European stocks struggled for direction on Wednesday as investors reacted to results from some of the region’s biggest companies, with shares of Nestlé a top gainer, while ASML Holding, Akzo Nobel and Antofagasta all fell.
Struggling for direction, the Stoxx Europe 600 index SXXP, +0.05% was flat at 468.91, after a 0.3% gain on Tuesday. The German DAX DAX, +0.06% rose 0.1%, while the French CAC PX1, -0.09% and FTSE 100 UKX, -0.15% were unchanged.
Global concerns on rising inflation were in focus, with Germany reporting a 14.2% surge in annual producer prices for September, the highest annual gain since October 1974, said statistics office Destatis.
Among companies, Nestlé NSRGY, -1.76% NESN, +3.74%, was a leading gainer with a rise of over 3% as the Swiss food and drink conglomerate reported higher sales for the first nine months of the year that also beat forecasts. And Nestlé lifted its full-year guidance for organic sales growth. Its Nescafe, Nespresso and Starbucks brands. Purina PetCare and vegetarian and plant-based food all drove growth.
“Nestlé appears well-positioned to weather the current environment
of rising input costs,” said a team of analysts at Morgan Stanley led by Pinar Ergun in a note to clients. The company’s valuation of 22 times 2022 earnings, excluding its L’Oréal holding, “looks undemanding to us,” said the analyst.
Another gainer was Deliveroo ROO, +3.10%, with shares of the delivery service also rising above 3% after reporting a rise in third quarter orders and gross transaction value and lifting guidance on the latter for the year.

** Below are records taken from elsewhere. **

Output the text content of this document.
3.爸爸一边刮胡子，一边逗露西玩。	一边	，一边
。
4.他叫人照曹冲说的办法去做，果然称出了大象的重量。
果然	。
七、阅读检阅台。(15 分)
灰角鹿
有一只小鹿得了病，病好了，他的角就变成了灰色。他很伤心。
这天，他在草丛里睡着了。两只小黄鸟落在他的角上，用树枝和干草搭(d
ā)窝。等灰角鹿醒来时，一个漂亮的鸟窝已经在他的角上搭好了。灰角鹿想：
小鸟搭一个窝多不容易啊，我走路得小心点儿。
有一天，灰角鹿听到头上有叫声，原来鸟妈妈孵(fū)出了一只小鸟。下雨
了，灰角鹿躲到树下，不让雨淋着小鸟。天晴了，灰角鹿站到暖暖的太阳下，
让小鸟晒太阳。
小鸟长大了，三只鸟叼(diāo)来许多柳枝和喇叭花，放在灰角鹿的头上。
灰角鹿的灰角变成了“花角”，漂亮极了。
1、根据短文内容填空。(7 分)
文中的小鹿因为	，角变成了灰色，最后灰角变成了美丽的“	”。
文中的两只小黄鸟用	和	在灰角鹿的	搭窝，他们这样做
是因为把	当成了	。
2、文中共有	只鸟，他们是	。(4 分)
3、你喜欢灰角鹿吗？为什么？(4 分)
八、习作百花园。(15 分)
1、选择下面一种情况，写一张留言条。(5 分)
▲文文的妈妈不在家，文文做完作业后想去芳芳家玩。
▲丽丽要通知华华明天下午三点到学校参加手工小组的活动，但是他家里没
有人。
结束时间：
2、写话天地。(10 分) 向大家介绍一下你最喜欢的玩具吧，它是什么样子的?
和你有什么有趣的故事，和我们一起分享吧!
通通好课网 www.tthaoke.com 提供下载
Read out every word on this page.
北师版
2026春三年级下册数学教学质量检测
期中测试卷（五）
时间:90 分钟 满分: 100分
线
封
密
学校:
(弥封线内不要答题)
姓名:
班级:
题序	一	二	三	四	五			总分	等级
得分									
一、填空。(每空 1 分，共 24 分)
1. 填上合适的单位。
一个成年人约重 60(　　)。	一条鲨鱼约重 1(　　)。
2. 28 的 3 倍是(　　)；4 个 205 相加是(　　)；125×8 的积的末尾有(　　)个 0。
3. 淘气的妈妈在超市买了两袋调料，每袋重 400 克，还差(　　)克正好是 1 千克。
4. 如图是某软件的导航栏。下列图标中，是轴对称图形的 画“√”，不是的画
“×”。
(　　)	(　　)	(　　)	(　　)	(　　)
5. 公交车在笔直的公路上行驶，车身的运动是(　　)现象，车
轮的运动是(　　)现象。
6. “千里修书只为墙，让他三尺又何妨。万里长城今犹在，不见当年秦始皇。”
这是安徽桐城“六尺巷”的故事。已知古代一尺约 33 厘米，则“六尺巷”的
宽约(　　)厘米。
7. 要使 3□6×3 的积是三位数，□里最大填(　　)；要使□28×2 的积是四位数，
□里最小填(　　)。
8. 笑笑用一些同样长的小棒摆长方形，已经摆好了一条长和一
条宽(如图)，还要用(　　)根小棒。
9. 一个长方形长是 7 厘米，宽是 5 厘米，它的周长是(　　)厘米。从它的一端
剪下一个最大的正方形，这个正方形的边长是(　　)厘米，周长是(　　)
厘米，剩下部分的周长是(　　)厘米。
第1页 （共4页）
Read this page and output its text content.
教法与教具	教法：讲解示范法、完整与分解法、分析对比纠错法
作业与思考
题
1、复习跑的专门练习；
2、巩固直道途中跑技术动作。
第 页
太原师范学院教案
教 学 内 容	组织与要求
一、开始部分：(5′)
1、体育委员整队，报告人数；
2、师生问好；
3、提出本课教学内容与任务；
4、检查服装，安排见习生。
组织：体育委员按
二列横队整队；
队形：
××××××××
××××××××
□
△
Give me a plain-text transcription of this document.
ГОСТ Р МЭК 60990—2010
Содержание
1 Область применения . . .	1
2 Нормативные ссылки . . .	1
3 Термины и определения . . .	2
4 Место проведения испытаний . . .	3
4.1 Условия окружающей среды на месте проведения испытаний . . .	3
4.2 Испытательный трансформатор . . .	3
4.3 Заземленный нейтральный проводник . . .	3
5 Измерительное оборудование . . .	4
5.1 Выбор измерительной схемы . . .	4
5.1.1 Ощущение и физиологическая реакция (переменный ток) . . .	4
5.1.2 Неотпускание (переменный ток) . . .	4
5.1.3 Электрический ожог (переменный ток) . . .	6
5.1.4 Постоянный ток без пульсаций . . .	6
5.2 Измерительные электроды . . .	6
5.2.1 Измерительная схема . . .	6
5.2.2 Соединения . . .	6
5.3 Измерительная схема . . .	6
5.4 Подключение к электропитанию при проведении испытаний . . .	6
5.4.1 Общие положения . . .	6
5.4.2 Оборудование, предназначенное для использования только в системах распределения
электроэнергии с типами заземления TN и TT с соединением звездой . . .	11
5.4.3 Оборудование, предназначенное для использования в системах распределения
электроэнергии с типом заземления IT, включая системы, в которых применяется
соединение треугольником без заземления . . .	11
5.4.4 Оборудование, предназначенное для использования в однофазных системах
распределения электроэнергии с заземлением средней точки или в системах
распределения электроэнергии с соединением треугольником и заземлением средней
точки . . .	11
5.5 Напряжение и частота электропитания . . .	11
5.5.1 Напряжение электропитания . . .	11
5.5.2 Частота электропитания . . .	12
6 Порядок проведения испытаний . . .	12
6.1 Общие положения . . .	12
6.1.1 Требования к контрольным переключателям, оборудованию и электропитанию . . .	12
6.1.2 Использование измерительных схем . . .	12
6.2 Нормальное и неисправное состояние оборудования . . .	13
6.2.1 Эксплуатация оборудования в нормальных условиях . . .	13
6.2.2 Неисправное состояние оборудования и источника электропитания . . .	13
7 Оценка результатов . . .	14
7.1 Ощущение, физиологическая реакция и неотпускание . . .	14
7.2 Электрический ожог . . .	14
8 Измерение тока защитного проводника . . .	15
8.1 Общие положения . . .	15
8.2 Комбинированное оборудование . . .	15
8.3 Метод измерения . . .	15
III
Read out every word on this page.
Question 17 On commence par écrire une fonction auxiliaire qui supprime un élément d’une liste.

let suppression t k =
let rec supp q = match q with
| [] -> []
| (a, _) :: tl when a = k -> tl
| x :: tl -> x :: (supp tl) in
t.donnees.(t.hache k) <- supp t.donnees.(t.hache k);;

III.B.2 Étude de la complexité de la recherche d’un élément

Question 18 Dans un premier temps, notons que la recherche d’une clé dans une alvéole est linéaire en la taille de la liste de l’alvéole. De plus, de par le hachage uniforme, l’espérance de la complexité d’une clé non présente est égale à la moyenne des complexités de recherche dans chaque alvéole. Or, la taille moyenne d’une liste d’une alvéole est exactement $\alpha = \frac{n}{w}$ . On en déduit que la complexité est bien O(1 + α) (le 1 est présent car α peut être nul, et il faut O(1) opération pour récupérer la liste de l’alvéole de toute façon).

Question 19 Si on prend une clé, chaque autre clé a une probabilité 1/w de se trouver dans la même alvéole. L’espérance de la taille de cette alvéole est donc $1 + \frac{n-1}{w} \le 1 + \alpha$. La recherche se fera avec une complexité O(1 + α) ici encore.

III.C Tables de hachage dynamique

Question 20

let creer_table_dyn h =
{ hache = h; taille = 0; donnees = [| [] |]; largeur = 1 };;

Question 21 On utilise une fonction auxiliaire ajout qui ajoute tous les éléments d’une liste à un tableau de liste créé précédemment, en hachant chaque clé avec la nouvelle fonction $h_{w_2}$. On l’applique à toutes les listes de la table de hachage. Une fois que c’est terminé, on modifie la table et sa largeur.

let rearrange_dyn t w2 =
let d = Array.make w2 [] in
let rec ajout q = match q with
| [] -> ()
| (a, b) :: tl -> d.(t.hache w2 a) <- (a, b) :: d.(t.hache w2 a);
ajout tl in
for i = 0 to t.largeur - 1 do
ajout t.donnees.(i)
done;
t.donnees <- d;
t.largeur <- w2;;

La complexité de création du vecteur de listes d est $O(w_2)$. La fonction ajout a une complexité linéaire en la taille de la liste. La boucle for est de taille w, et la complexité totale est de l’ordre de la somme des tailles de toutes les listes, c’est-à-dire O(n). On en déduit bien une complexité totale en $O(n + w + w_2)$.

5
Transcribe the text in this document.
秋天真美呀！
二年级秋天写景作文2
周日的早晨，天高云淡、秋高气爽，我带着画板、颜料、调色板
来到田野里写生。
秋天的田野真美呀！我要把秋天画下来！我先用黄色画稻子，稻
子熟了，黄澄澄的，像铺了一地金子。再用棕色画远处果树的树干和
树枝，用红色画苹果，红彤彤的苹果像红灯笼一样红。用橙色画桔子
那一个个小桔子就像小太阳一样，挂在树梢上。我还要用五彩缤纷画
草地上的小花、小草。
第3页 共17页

On the downside, shares of ASML Holding ASML, +1.62% ASML, -1.20% slipped over 1% even after the Dutch chip equipment maker reported a 64% gain in third-quarter net profit that beat forecasts. Amid a continuing industry chip shortage, ASML said it would need to boost capacity to meet demand for memory and logic modes.
Akzo Nobel AKZA, -2.36% shares fell over 1% after the Dutch paints and coating company reported a third-quarter fall in net profi, missing consensus and said its performance was hit by high raw-material costs and supply-chain disruptions.
“Despite the well flagged near-term raw mat headwinds, the underlying demand across the division remains strong and AKZO continues to benefit from the strong coatings demand as many of the end-markets move toward normalization, said a team of Citi analysts led by Mubasher Chaudhry, in a note to clients.
“Sustainability of volume and measures to combat impacts of raw material headwinds into 2022 should be a key debate point going forwards; however, shareholder returns and significant balance sheet firepower support our positive stance on the name, said Chaudhry, who has a buy rating on the Akzo Nobel.
The mining sector was among the weakest in Europe, with shares of Antofagasta ANTO, -4.13% dropping over 3% after the mining group reported weak copper production for the third quarter and forecast lower output for next year, due to drought conditions in Chile.
Stock in Kering KER, -3.75% fell over 3% after the French luxury goods group reported late Tuesday third-quarter revenue above expectations, but a miss at its flagship Gucci label. Equita analyst Paola Carboni said in a note that any negative share reaction was “an opportunity in view of the acceleration from the fourth quarter” and considering such factors as momentum of other brands, and discounted valuation.